Выбрать главу

Поэтому, хотя некоторые идеи в том виде, как они сформулированы в «Рабочем», отчасти обусловлены историческими обстоятельствами, которые, по крайней мере в том, что касается «Запада» (в политическом смысле), значительно отличаются от современных, многие из указанных в нем ориентиров ничуть не утратили своей ценности; или, если угодно, могут пригодиться «на всякий случай» как возможный путь для развития расы нашей планеты в грядущие времена.

Гештальт «Рабочего»

Лицо и границы буржуазного общества

Юнгер начинает свою книгу с анализа эпохи третьего сословия, то есть буржуазии, выявляет мнимый характер ее господства, указывает на кризис созданного ею общества и ее основополагающих идей, а затем переходит к описанию нового гештальта человека, который он намеревается показать «как действующую величину [в математическом смысле], отныне властно вторгшуюся в историю и непосредственно определяющую структуры преображенного мира». Поэтому здесь следует говорить не столько о «новых идеях или новой системе, сколько о новой реальности», которую способен уловить беспристрастный взгляд и чей глубоко революционный характер обусловлен самим фактом ее существования. Одной из наиболее существенных черт, присущих стилю, названному им «героическим реализмом», Юнгер считает способность к распознанию «нового» непосредственно в экзистенциальных понятиях чистой реальности путем отказа от всякого оценивания и активной адаптации к этому «новому».

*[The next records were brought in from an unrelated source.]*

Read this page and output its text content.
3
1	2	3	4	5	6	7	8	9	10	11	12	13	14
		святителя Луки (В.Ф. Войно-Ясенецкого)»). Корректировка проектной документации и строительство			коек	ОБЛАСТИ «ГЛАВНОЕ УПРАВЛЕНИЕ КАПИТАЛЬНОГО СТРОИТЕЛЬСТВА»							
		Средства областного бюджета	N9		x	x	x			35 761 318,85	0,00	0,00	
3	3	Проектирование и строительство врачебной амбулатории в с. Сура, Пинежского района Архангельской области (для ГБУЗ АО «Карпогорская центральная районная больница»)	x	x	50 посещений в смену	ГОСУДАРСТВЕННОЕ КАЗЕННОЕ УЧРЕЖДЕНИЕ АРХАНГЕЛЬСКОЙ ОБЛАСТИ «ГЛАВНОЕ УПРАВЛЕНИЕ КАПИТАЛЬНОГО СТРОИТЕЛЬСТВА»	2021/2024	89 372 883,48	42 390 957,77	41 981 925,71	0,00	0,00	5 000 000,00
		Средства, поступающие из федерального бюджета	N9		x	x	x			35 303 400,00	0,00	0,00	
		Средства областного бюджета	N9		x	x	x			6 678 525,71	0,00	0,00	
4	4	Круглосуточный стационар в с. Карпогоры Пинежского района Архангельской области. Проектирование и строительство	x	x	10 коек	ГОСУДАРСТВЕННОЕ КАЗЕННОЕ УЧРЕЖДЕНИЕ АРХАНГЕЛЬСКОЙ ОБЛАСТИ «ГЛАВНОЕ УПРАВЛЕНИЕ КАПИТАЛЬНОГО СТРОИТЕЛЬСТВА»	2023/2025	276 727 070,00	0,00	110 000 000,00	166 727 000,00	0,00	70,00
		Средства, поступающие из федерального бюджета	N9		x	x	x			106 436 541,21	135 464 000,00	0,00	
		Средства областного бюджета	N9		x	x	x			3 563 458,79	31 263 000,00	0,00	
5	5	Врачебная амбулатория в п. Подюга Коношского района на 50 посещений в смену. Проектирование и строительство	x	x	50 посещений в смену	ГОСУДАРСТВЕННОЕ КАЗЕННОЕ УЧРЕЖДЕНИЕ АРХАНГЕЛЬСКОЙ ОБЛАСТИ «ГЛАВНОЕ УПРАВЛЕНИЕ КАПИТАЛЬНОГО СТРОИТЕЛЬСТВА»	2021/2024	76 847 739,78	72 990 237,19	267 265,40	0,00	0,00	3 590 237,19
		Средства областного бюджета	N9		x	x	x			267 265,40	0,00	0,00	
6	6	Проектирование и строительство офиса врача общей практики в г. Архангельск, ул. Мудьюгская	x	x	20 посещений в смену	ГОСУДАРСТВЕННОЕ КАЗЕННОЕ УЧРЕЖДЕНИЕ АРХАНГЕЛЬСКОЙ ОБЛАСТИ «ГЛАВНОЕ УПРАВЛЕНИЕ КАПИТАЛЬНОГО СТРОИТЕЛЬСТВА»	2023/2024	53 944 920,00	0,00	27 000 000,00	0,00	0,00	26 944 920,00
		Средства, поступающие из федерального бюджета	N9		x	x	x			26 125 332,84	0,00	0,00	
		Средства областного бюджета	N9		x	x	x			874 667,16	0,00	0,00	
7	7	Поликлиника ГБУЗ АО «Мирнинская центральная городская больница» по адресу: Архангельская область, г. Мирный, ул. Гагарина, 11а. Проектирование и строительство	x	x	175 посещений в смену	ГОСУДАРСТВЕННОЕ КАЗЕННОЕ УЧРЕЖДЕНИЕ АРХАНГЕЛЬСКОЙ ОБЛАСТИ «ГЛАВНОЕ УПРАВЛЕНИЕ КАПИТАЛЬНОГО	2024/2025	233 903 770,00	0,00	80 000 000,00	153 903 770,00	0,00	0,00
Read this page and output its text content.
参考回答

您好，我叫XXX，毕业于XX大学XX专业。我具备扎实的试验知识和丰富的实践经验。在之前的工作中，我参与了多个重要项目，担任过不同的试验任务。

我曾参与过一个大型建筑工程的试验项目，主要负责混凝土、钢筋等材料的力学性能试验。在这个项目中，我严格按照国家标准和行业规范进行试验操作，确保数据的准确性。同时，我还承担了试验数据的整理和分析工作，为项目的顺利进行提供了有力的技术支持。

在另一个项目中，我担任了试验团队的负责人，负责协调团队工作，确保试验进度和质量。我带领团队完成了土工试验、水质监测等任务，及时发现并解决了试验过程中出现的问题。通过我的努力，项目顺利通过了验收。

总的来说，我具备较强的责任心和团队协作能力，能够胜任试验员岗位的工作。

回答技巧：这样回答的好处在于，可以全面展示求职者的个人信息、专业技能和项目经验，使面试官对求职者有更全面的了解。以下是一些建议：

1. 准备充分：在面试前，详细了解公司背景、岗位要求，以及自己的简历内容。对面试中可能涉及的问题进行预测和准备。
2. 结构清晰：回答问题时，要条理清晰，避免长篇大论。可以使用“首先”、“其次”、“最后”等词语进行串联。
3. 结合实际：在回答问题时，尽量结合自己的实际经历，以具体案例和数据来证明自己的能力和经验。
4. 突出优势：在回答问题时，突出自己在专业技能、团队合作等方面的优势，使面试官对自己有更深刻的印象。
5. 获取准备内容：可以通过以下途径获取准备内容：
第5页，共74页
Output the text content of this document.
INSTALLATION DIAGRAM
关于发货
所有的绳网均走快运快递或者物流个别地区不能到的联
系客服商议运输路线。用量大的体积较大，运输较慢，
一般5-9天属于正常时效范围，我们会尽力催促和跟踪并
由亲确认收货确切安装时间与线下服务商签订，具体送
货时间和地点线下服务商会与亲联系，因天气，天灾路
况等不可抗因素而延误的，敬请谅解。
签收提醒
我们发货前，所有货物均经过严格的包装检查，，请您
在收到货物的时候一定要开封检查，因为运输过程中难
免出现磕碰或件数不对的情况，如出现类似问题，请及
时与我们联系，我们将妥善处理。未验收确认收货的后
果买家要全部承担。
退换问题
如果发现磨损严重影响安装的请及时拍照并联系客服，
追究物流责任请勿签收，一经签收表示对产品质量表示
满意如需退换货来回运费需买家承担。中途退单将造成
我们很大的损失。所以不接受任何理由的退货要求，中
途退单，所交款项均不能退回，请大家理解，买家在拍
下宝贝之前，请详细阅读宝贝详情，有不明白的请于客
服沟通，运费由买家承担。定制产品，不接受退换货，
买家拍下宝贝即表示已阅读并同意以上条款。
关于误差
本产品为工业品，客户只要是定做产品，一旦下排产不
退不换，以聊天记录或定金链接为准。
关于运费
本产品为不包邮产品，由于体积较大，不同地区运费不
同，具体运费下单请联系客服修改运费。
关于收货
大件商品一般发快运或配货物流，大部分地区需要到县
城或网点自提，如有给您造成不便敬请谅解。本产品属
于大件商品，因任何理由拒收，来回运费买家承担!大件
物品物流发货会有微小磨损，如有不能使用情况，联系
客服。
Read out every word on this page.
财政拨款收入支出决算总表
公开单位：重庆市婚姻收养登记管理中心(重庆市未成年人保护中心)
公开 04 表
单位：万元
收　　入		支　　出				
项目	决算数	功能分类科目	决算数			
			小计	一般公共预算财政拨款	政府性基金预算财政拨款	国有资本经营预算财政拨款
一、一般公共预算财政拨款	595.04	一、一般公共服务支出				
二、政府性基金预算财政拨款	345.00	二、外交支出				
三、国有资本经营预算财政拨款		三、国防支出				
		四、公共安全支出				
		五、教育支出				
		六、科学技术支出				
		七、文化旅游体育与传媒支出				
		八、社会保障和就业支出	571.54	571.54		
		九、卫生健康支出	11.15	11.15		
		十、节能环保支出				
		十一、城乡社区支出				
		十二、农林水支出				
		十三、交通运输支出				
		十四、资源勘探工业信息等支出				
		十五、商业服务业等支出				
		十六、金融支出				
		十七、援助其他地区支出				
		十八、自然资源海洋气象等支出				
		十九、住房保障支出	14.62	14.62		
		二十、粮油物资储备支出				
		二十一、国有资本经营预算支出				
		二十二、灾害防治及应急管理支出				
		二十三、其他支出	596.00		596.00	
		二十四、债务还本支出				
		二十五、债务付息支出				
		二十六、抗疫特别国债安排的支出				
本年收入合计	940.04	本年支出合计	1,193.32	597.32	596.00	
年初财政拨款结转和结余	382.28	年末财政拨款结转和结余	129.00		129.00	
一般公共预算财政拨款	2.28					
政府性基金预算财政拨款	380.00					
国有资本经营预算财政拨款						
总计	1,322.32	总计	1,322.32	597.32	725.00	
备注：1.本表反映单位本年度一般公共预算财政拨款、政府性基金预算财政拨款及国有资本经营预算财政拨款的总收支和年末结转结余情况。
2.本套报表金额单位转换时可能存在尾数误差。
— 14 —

Он определяет эпоху третьего сословия как мир искусственных и шатких надстроек, господство которых, однако, «так и не смогло затронуть то глубинное ядро, от которого зависят сила и полнота жизни во всех ее проявлениях». В эту эпоху «повсюду, где мысль достигала наибольшей глубины и отваги, чувство — наибольшей жизненной остроты, удар — наибольшей беспощадности, можно легко распознать бунт против ценностей, поднятых на щит разумом, возвестившим о своей независимости»; то есть против ценностей, рожденных верой в разум, восторжествовавшей с пришествием третьего сословия, предвестником которой был театрализованный якобинский культ Богини Разума, воплотивший на практике абстрактные экзерсисы энциклопедистов. Поэтому «носители той прямой ответственности, которую называют гениальностью, никогда прежде не были столь одиноки, никогда прежде их творчество и деятельность не были столько провальными, и никогда прежде не была столь скудна пища для вольного развития героя. Корням приходилось пробиваться вглубь иссушенной почвы, чтобы достичь источников, в которых скрыто магическое единство крови и духа, придающее слову неотразимость». «Поэтому это время изобиловало великими сердцами, последним протестом которых становился отказ от самих себя; изобиловало высокими умами, которым казался желанным покой мира теней <…>, богато битвами, где кровь, а не дух, доказывала себя в победах и поражениях». «Честь и слава павшим, раздавленным жестоким одиночеством любви и познания или срезанным сталью на высотах, опаленных пламенем битвы!» — говорит Юнгер.

Основной чертой буржуазного мира является особое понятие свободы как абстрактной, общей, индивидуалистической свободы, «как самодостаточной формы, лишенной всякого содержания и приложимой к любой величине». Подобное понимание прямо противоположно идее — к которой неизбежно придется вернуться, — гласящей, что «свобода, которой располагает сила, прямо пропорциональна величине стоящей перед ней задачи, а объем доступной свободы определяется мерой ответственности, которая придает ей смысл и законность». Буржуа знакома только «свобода от», но не «свобода для» (известное разделение, проведённое уже Ницше); ему неведом мир, где «высшие формы свободы возникают только тогда, когда сама свобода пропитывается сознанием того, что она является лишь ленным владением»; он не знает, что «послушание есть искусство слушать, а порядок — готовность повиноваться слову, приказу, который, подобно молнии, пронзает от вершины до самых корней»; ему не знакомы такие ситуации, в которых «вождь узнается по тому, что он есть первый слуга, первый солдат, первый рабочий»; наконец, он не в состоянии понять, что «предельной силы достигают только тогда, когда исчезают сомнения в том, кто должен приказывать, а кто — повиноваться».